Подачки какие-то. Поzор. Зачем она поехала. Зачем связалась. Что нашла.
Леха и Мартин наблюдали с насмешливым любопытством:
– А может, тогда и нас… Верка к себе в купе положит?
Поржали, вместе с Веркой, поднявшейся на цыпочки и веником треснувшей Мартина по самому пробору (сводившему Эльку с ума). Так, запросто. И его не передернуло. Иначе у них и нельзя. Брезгуешь еду поднять с асфальта – ну и подыхай от голода.
Говорили, что однажды, в Москве без копейки, Мартину со товарищи пришлось убить собаку и съе… Эль уже не думала, она “поплыла” мгновенно, едва коснувшись нормальной подушки, едва растянувшись на
– такой родной, такой приземленной – нижней полке…

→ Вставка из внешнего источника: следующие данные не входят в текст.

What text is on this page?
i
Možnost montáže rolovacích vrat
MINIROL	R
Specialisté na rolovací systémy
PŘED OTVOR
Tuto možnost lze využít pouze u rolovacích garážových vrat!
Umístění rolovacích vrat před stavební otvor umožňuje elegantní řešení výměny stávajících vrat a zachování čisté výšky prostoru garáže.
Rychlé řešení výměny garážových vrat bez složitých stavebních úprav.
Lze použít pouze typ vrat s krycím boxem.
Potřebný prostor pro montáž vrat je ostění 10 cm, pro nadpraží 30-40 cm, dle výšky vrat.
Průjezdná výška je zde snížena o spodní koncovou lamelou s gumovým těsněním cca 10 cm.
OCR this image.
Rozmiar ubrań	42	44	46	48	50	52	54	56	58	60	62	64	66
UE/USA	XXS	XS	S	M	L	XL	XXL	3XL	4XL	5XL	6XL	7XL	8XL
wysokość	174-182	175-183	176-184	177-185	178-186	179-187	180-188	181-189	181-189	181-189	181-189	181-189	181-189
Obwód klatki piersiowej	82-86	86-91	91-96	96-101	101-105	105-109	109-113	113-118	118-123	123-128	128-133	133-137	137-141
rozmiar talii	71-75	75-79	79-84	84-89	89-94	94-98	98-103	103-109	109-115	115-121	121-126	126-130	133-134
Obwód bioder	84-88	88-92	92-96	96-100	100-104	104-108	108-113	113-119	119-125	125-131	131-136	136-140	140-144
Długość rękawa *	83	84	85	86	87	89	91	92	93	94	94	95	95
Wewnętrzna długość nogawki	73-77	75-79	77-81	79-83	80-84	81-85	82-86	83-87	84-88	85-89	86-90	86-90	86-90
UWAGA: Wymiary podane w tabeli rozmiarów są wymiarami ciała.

А поезд шел и шел через сознание, взбалтывая тишину. Какой-то долей мозга, еще – по недосмотру – не спавшей, Эль все пыталась понять, был ли это только шум колес или кто-то правда говорил вполголоса,
“Адидас” ли, Мартин, – и что они говорили… Школа, кабинет литературы, мел. Серенькую отличницу Элину навсегда потряс чеховский рассказ про санки, там катались с горы на санках, и барышне то ли ветер шептал про любовь, то ли он, сидевший за спиной… Так она и не узнала… Но это было самое счастли…
Снег не похож на настоящий. Бел и скрипуч, нетаем, как пенопласт.
Гора на окраине. Господи, когда ее туда водили, в негнущихся валенках… У-ух! Как живот сжимается. Какая Высота, сверкающая,
Высота, которая есть Счастье… И когда несутся с Высоты, с вставшим от восторга дыханием, он – губы! – шепчет ей: “Люблю”… Санки внизу. Восторг оседает со снегом. Он – это Адидас. Но какие его глаза. На Эль никогда не смотрели с такой любовью. Казалось, этот снег, киношный, не будет таять, даже если ловить его ртом.
…Она проснулась, когда солнце вовсю уже тиранило вагон, по всем признакам несколько часов она была в полной, горячечной отключке.